※本記事は、田岡化学工業株式会社の有価証券報告書(第126期、自 2025年4月1日 至 2026年3月31日、2026年6月22日 提出)の公開情報に基づき作成しています。会計基準は Japan GAAP です。
1. 田岡化学工業ってどんな会社?
同社グループは化学工業を基盤とし、精密化学品や樹脂添加剤などを国内外に提供する化学メーカーです。
■(1) 会社概要
1919年4月に田岡商店として創業し、1934年10月に田岡染料製造を設立しました。1955年5月に住友化学工業(現 住友化学)が資本参加しています。2013年7月に東京証券取引所へ株式を上場しました。その後、2020年9月に営業本部および本社部門を大阪市淀川区に移転し、現在の体制となっています。

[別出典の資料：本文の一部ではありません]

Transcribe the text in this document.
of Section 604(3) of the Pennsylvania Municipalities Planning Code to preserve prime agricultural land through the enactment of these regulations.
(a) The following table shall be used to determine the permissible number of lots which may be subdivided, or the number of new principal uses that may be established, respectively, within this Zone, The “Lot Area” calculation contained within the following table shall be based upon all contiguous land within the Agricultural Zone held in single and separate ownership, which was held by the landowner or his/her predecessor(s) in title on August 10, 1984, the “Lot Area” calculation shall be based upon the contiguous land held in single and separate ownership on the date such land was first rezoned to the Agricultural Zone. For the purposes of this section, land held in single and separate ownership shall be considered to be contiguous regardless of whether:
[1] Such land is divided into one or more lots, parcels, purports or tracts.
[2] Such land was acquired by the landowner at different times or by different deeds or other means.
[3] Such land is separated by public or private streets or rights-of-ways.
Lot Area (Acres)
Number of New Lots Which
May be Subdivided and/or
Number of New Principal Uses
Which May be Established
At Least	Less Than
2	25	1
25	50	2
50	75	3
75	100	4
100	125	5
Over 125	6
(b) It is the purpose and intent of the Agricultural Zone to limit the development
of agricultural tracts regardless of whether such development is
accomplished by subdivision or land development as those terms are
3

従業員数は連結で482名、単体で412名です。筆頭株主は事業会社の住友化学で、第2位は資産管理業務を行うモルガン・スタンレーMUFG証券、第3位も同じく資産管理業務を行う香港上海銀行です。
| 氏名 | 持株比率 |
|---|---|
| 住友化学 | 50.58% |
| MSIP CLIENT SECURITIES(常任代理人 モルガン・スタンレーMUFG証券) | 2.60% |
| NORTHERN TRUST CO.(AVFC) RE U.S. TAX EXEMPTED PENSION FUNDS SEC LENDING (常任代理人 香港上海銀行東京支店) | 1.56% |
■(2) 経営陣
同社の役員は男性9名、女性2名の計11名で構成され、女性役員比率は18.0%です。代表取締役社長は岩崎明氏が務めています。社外取締役比率は36.4%です。
| 氏名 | 役職 | 主な経歴 |
|---|---|---|
| 岩崎 明 | 取締役社長(代表取締役) | 住友化学経営管理部長、同社執行役員を経て、取締役副社長等を歴任。2025年より現職。 |
| 松尾 俊二 | 常務取締役営業本部長、営業本部東京支店長 | 同社事業支援室部長、田岡化工材料董事長・総経理などを歴任。2025年より現職。 |
| 伊美 勝治 | 常務取締役技術本部長、研究所統括 | 住友化学エネルギー・機能材料業務室部長を経て、同社技術本部副本部長を歴任。2025年より現職。 |
| 伊瀨 基之 | 常務取締役生産本部長、生産本部淀川工場長 | 同社生産本部播磨工場副工場長、技術本部技術室長を経て、生産本部長等を歴任。2026年より現職。 |
| 岡嶋 謙 | 取締役総務人事室長、内部統制・監査部統括 | 住友化学千葉工場総務部長などを経て、同社総務人事室長を歴任。2023年より現職。 |
| 福田加奈子 | 取締役 | 住友化学CSR推進部長、常務執行役員サステナビリティ推進部長などを歴任。2024年より現職。 |
社外取締役は、田辺陽(元関西学院大学教授)、小西弘之(元国税庁大阪国税局)、藤咲雄司(元天馬代表取締役社長)、矢倉昌子(元大阪弁護士会副会長)です。
2. 事業内容
同社グループは、「化学工業」および「化学分析受託事業」を展開しています。
■(1) 化学工業
精密化学品(農薬中間体や樹脂原料)、機能材(接着剤やゴム薬品)、樹脂添加剤(加工樹脂や可塑剤)等の各種化学製品を国内外の顧客向けに製造および販売しています。光学レンズ用樹脂モノマーや生分解性・バイオマス可塑剤などの開発にも取り組んでいます。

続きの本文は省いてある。